Helping people and seeing the positive impacts on their lives is the best part of the job for Anthony Amen, the owner of Redefine Fitness in Mount Sinai.
“There’s nothing better than that,” he said.
Though for Amen, his path to opening his new business last fall started almost a decade ago when he was a sophomore in college at SUNY Oswego.
It was there in February 2010 when Amen was playing broomball, a game played on ice in a similar way to hockey, but instead of a stick it’s done with a rubber-headed broom, and instead of skates players wear rubber-soled shoes. He was playing with his friends, but his life changed when a friendly game took a turn for the worse.

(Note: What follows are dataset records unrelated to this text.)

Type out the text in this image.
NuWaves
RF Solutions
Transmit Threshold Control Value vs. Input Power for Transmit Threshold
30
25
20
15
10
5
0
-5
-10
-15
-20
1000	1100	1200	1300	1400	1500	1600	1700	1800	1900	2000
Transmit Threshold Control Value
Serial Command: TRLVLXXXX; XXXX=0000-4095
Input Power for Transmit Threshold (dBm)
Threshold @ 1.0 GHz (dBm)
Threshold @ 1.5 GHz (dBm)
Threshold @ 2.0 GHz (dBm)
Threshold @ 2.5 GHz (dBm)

“We were playing a game and a friend of mine went in for a slide tackle,” he said. “I was trying to avoid the hit and slipped, fell backwards and whacked my head on the ice very hard.”
Amen suffered a serious concussion, along with injuries to his neck and back. For three-and-a-half months he was unable to look at any visible light and sat in his bed in the dark for much of the time.
As a result of his head injury, Amen began suffering from debilitating migraines. He could barely move his head and he was unable to put his hands above his head.
He said sought help from doctors, but each told him that concussions take time to recover from, and it was something he would have to learn to deal with.
“I went to 25 different doctors and they all told me the same thing — ‘There’s nothing wrong with you. We can’t do anything,’” Amen said. “They put me on Percocet and muscle relaxants and told me ‘Good luck.’”
He said a doctor told him he was “a physician, not a magician. I don’t know what you want from me.”
It was those experiences that served as the catalyst that would change Amen’s life.
Amen said he was stubborn, and he didn’t want to give up and didn’t want this to be his norm.
“I started experimenting and working out in the gym to try to make myself better,” he said. “The more I did the better I felt.”
The Mount Sinai business owner said he was able to fix himself from getting migraines every week and being unable to get out of bed, to never having one in more than five years.
“One of the biggest moments for me was being able to put my hands over my head again,” he said.
Amen fell in love with fitness and wanted to teach people what he had learned. He began working at various gyms throughout Long Island as a trainer and in management, with a goal to eventually own a place of his own. A year-and-a-half ago, his vision became a reality when he decided he would open Redefine Fitness.
“It was very stressful to open a business, but I was passionate about this and I had to try,” he said. ”I think it was the right time for me to try. I have no wife and kids — I didn’t want to regret not doing this.”
In fall 2018, Redefine Fitness opened its doors with one of the goals of making the connection between fitness, medicine and rehabilitation. They use research-based information in conjunction with their certified trainers to make tailored workout programs for their clients.
Amen admits the first few months open have gone better than he could have ever imagined.
“The clients have been so great, they tell me they see the passion in me,” he said.
One experience that sticks out to Amen was when he trained a 65-year-old woman who had a lung transplant and had a breathing machine. He said she would struggle to tie her own shoes.
“We got her to squat 175 pounds and got her to run,” he said. “It was amazing seeing this woman’s life change from being told you couldn’t do something. It shows that if you put your mind to something you could achieve anything.”
The Mount Sinai gym has five trainers, including Amen, and offers one-on-one training sessions, weight loss programs and various classes as well as special needs and post-rehab programs.
In the future, Amen hopes to expand the gym to other locations, and wants to continue making a positive impact in the community.
Reflecting to his pre-college days, Amen said he was not the athlete type and used to run 15-minute miles and be happy about it.
“Looking back I would’ve never pictured this in a million years,” he said. “I want to show [people] that there’s no giving up. I want to pass that knowledge and passion to everybody else.”